First, the place! Walking through the halls (after going through 3 security checks) was inspiring. We walked past the office of White House counsel, the President’s Office of Community Engagement and other key offices (I recognized these spaces from the old West Wing TV show so it felt quite natural for Merle and me to casually walk and talk as we passed them!) When I first arrived in the room where the forum was held -- the Indian Treaty Room -- I had to walk out to compose myself. The décor and the plaques on the wall bespoke significance. This was the site where the original charter for the United Nations was signed, as well as the treaty creating the International Monetary Fund (yes, we all associate that with Bretton Woods, but apparently it was negotiated in New Hampshire but signed in this very room). I thought, “who am I to speak in this room” but then I took a deep breath and thought, “it’s not me, it’s the quality and thoughtfulness of the JCHE approach, and that needs to be shared” -- and back in I went!
Security was impressive: there were guards positioned at each set of elevators, each corner and along the route making sure we followed the designated path. Then we had to show our ID’s, even as we left the building to make sure they matched with the admissions badge! I thought about the woman who crashed President Obama’s first state dinner. Given the scrutiny our group received, I wondered how she possibly got in!!
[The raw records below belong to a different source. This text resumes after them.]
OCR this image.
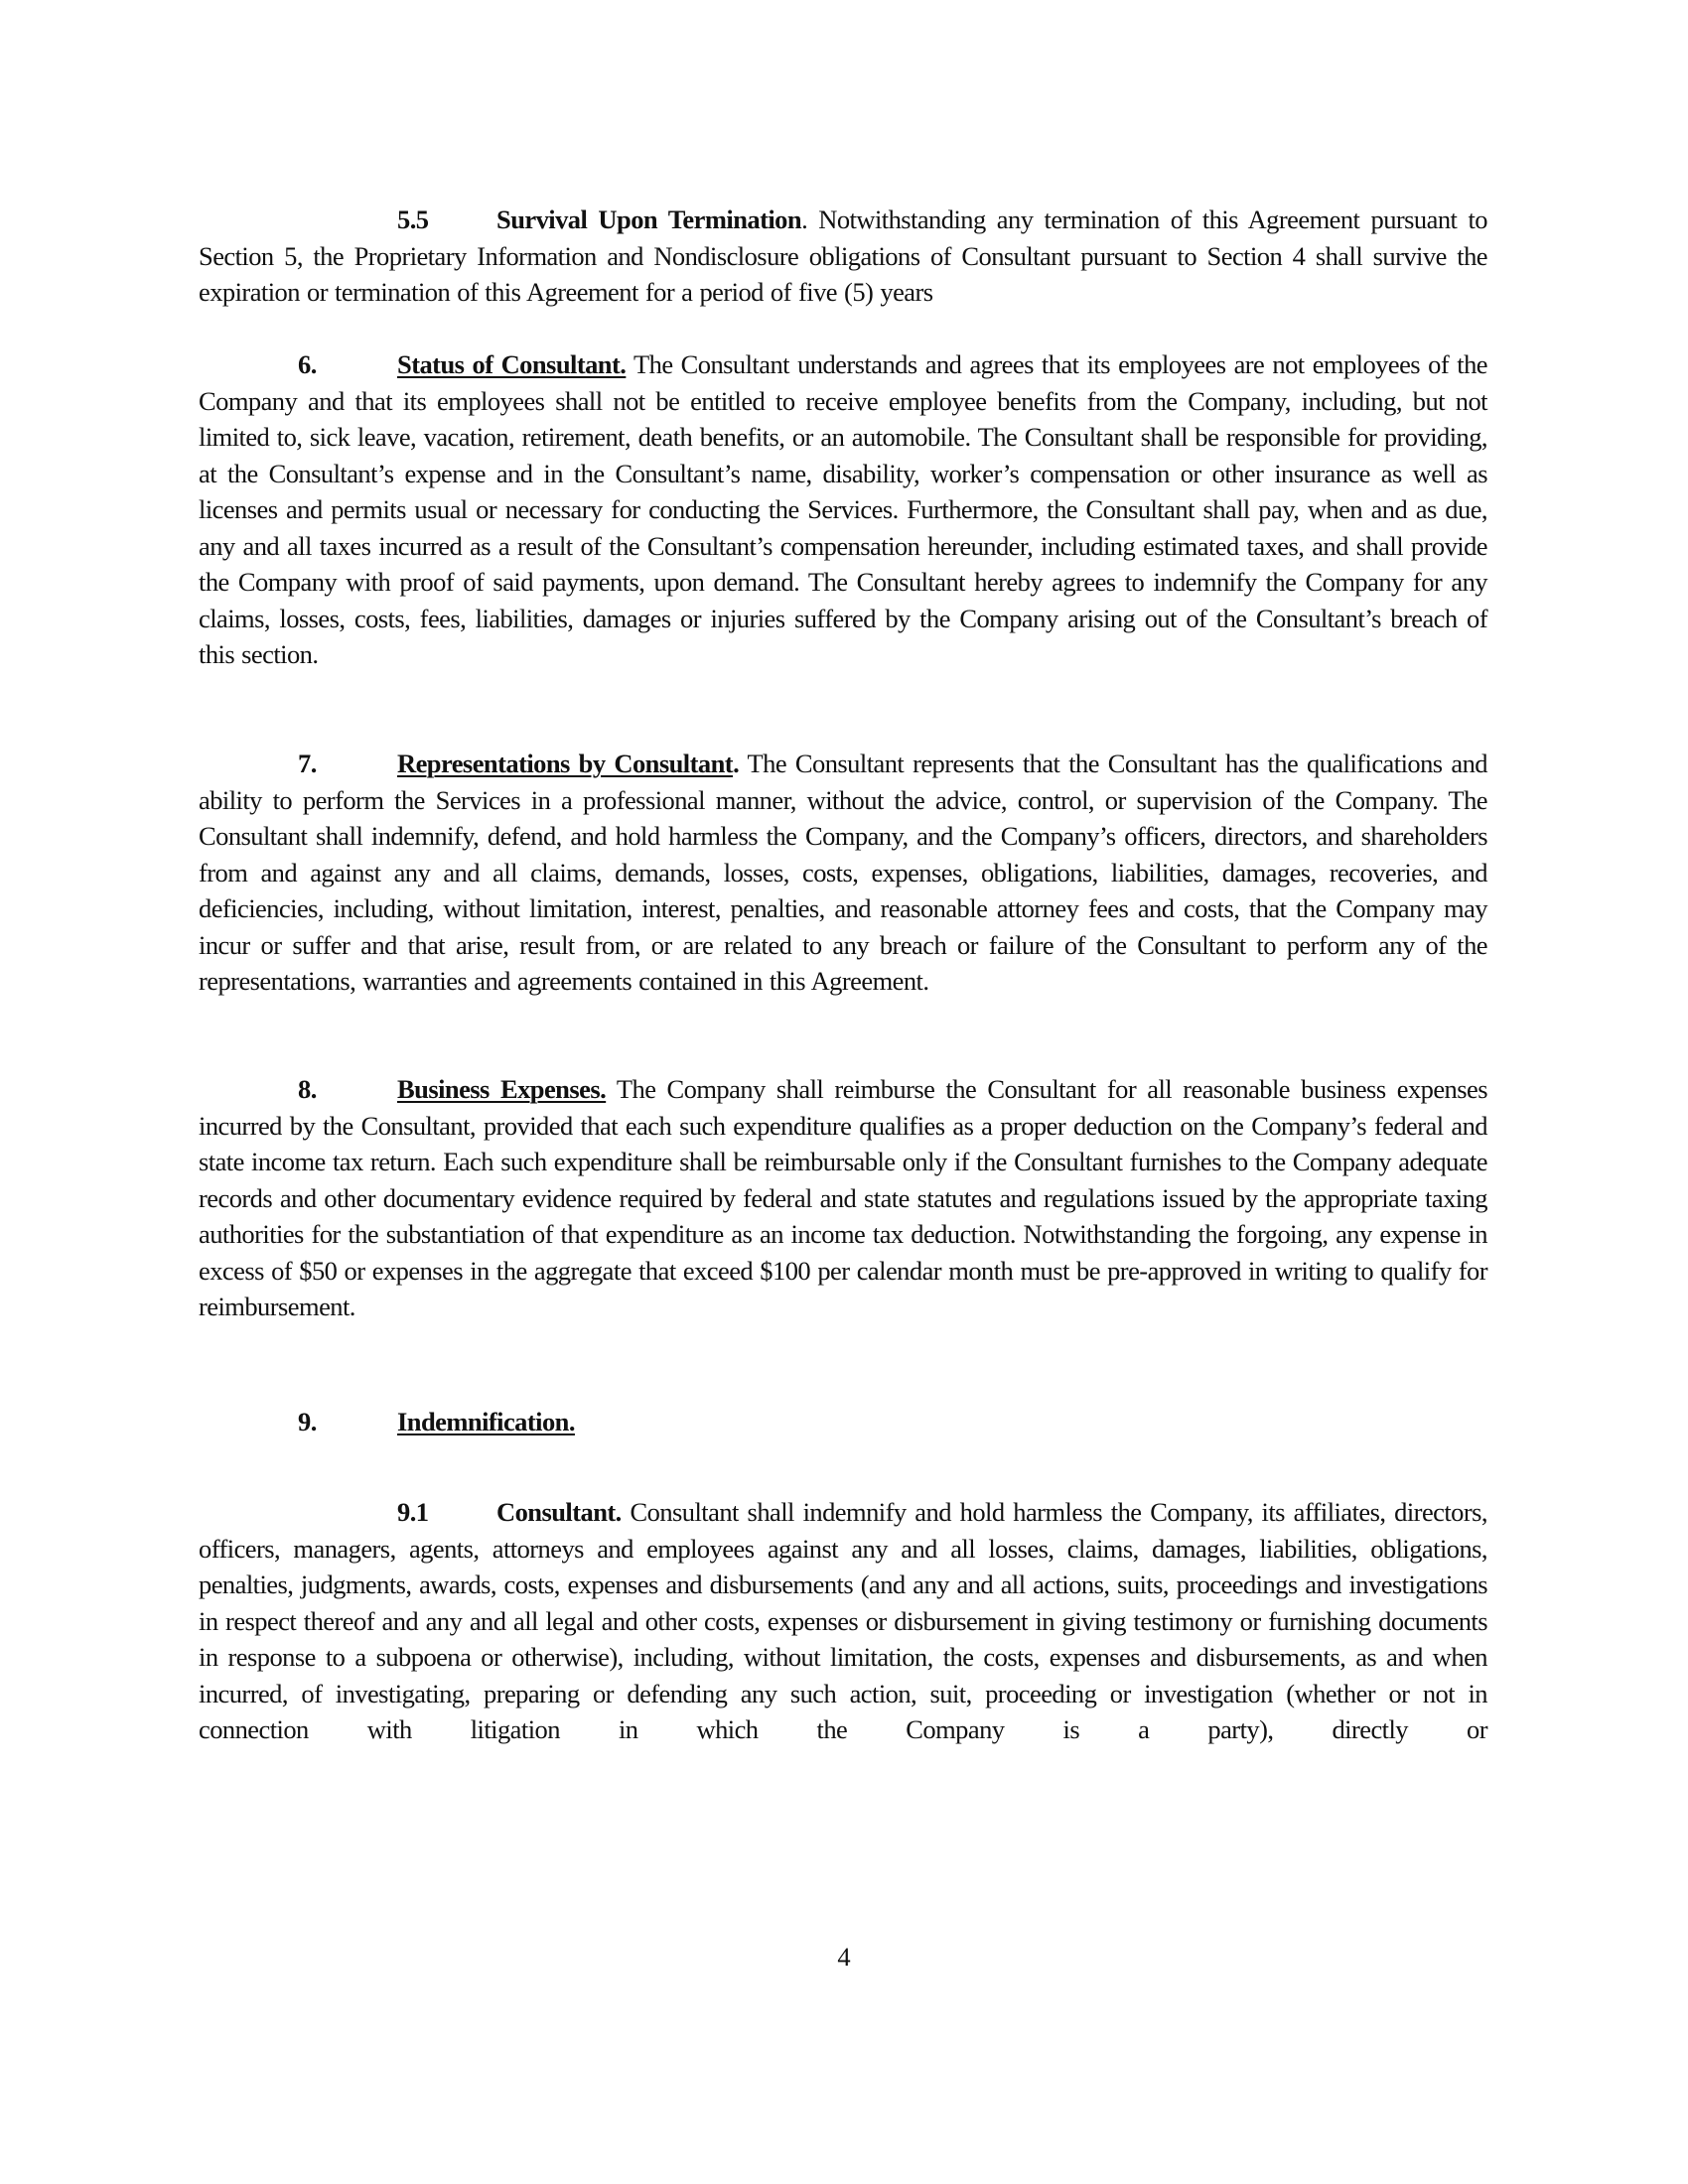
5.5	Survival Upon Termination. Notwithstanding any termination of this Agreement pursuant to Section 5, the Proprietary Information and Nondisclosure obligations of Consultant pursuant to Section 4 shall survive the expiration or termination of this Agreement for a period of five (5) years

6.	Status of Consultant. The Consultant understands and agrees that its employees are not employees of the Company and that its employees shall not be entitled to receive employee benefits from the Company, including, but not limited to, sick leave, vacation, retirement, death benefits, or an automobile. The Consultant shall be responsible for providing, at the Consultant’s expense and in the Consultant’s name, disability, worker’s compensation or other insurance as well as licenses and permits usual or necessary for conducting the Services. Furthermore, the Consultant shall pay, when and as due, any and all taxes incurred as a result of the Consultant’s compensation hereunder, including estimated taxes, and shall provide the Company with proof of said payments, upon demand. The Consultant hereby agrees to indemnify the Company for any claims, losses, costs, fees, liabilities, damages or injuries suffered by the Company arising out of the Consultant’s breach of this section.

7.	Representations by Consultant. The Consultant represents that the Consultant has the qualifications and ability to perform the Services in a professional manner, without the advice, control, or supervision of the Company. The Consultant shall indemnify, defend, and hold harmless the Company, and the Company’s officers, directors, and shareholders from and against any and all claims, demands, losses, costs, expenses, obligations, liabilities, damages, recoveries, and deficiencies, including, without limitation, interest, penalties, and reasonable attorney fees and costs, that the Company may incur or suffer and that arise, result from, or are related to any breach or failure of the Consultant to perform any of the representations, warranties and agreements contained in this Agreement.

8.	Business Expenses. The Company shall reimburse the Consultant for all reasonable business expenses incurred by the Consultant, provided that each such expenditure qualifies as a proper deduction on the Company’s federal and state income tax return. Each such expenditure shall be reimbursable only if the Consultant furnishes to the Company adequate records and other documentary evidence required by federal and state statutes and regulations issued by the appropriate taxing authorities for the substantiation of that expenditure as an income tax deduction. Notwithstanding the forgoing, any expense in excess of $50 or expenses in the aggregate that exceed $100 per calendar month must be pre-approved in writing to qualify for reimbursement.

9.	Indemnification.

9.1	Consultant. Consultant shall indemnify and hold harmless the Company, its affiliates, directors, officers, managers, agents, attorneys and employees against any and all losses, claims, damages, liabilities, obligations, penalties, judgments, awards, costs, expenses and disbursements (and any and all actions, suits, proceedings and investigations in respect thereof and any and all legal and other costs, expenses or disbursement in giving testimony or furnishing documents in response to a subpoena or otherwise), including, without limitation, the costs, expenses and disbursements, as and when incurred, of investigating, preparing or defending any such action, suit, proceeding or investigation (whether or not in connection with litigation in which the Company is a party), directly or

4
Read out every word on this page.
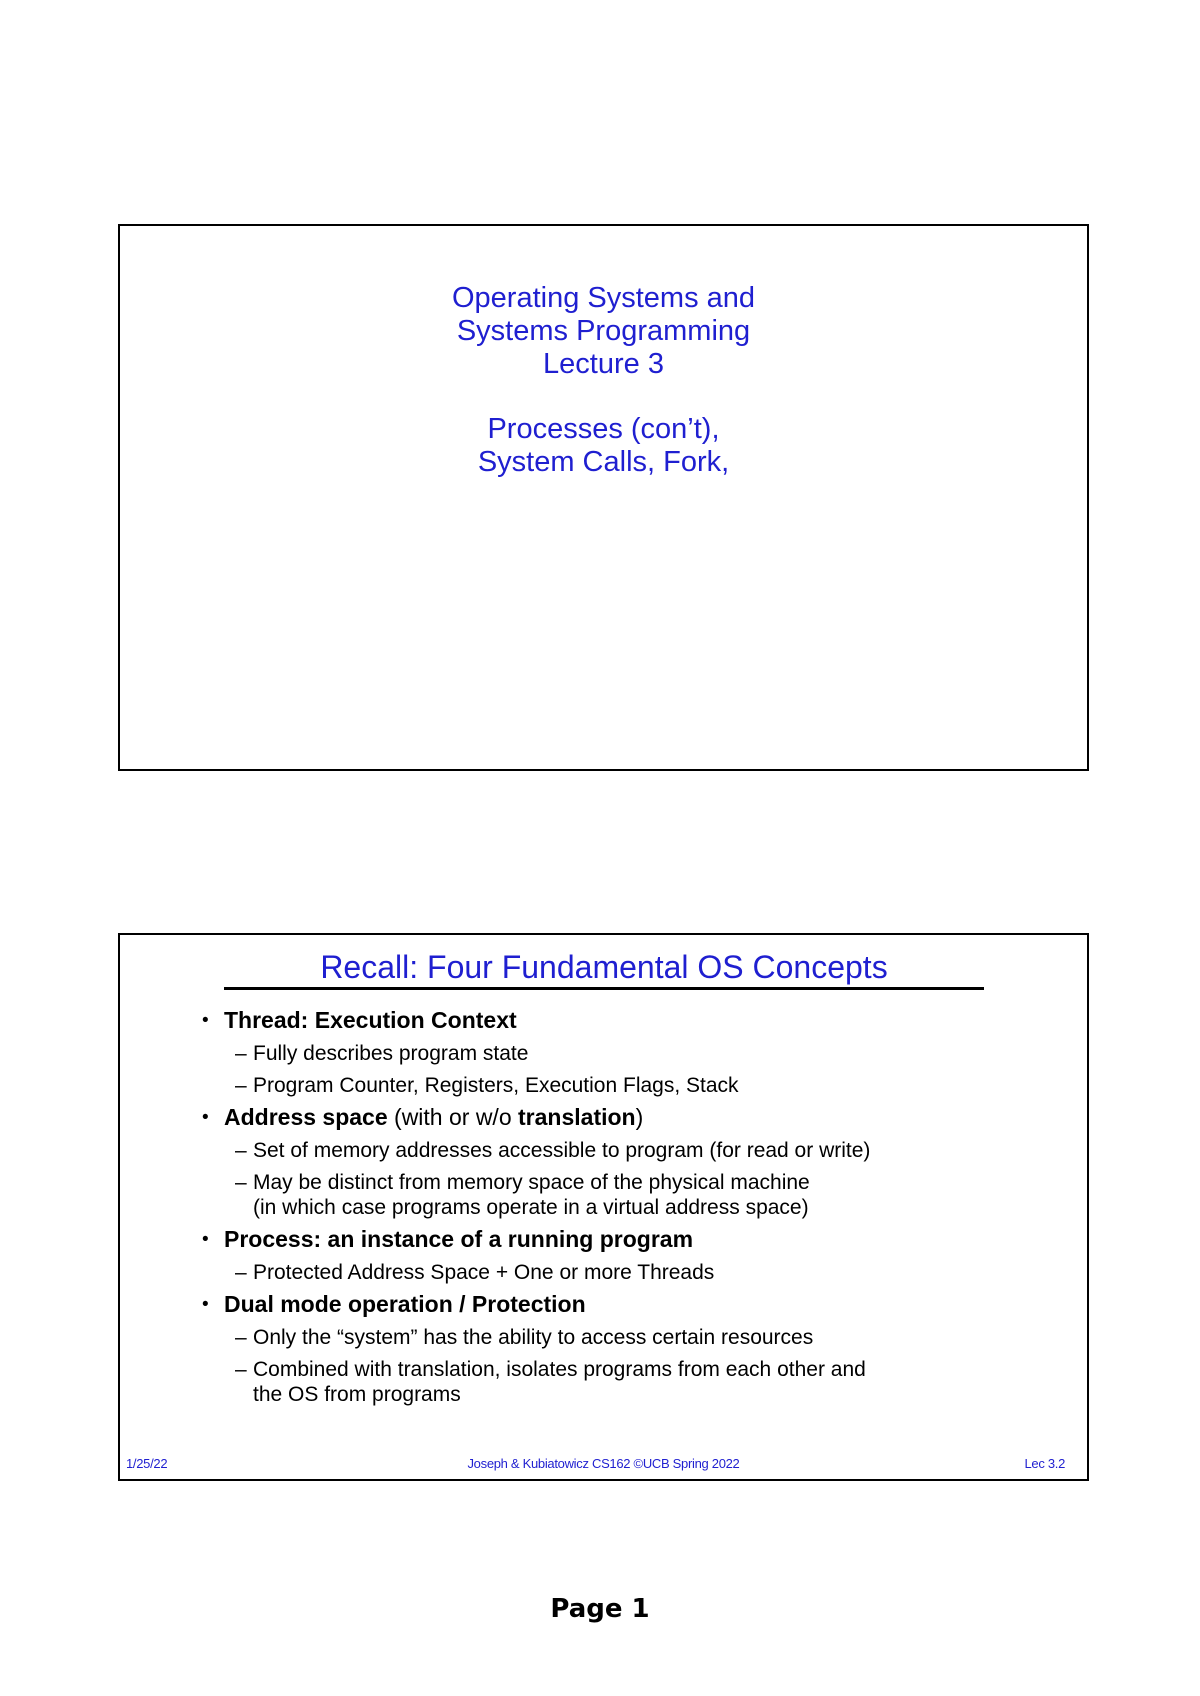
Operating Systems and
Systems Programming
Lecture 3
Processes (con’t),
System Calls, Fork,
Recall: Four Fundamental OS Concepts
• Thread: Execution Context
– Fully describes program state
– Program Counter, Registers, Execution Flags, Stack
• Address space (with or w/o translation)
– Set of memory addresses accessible to program (for read or write)
– May be distinct from memory space of the physical machine
(in which case programs operate in a virtual address space)
• Process: an instance of a running program
– Protected Address Space + One or more Threads
• Dual mode operation / Protection
– Only the “system” has the ability to access certain resources
– Combined with translation, isolates programs from each other and
the OS from programs
1/25/22	Joseph & Kubiatowicz CS162 ©UCB Spring 2022	Lec 3.2
Page 1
Here’s what the day was all about: key Obama Administration officials shared their thinking about policy issues in the field of aging and member agencies of the Association for Jewish Aging Services conveyed compelling examples of their successes. We focused on three primary areas: housing and community-based services, elder abuse and the Affordable Care Act. I led the first panel. I had 10 minutes or so to lay the groundwork for the discussion. There were, of course, countless ways to address amount of information we could explore so I gave a lot of thought to shaping the parameters. As a general strategy, I tried to hone down my points to a few critical ones and for each point, pair a statistic with a story.
My panel included two CEO’s of fabulous non-profit agencies—Michael Rosenblut from Parker Jewish Institute for Health Care & Rehabilitation in New York and Jeffrey Freimark from Miami Jewish Health Systems, both extensive multi-service organizations. We were joined by two Administration representatives: Kathy Greenlee, the Assistant Secretary for Aging from the Department of Health and Human Services and Estelle Richman, Senior Advisor to the Secretary of Housing and Urban Development.
My outline for the presentation was:
- Highlight four distinct ways our agencies simultaneously improve the quality of life for our residents AND save the government money;
- Identify big structural challenges to replicating/expanding our programs;
- Create opportunities to implement best practices
My colleagues and I reinforced the notion that home and community-based services support our elders with dignity and efficiency. We work daily to maximize independence, the quality most treasured by our elders, by providing services in the least institutional setting possible, which coincides with the most efficient deployment of resources. As we work to make the senior years ones of growth and personal fulfillment—we find ways to both tap the enormous potential within each senior and to facilitate ways for them to offer their wisdom and experience to the next generation.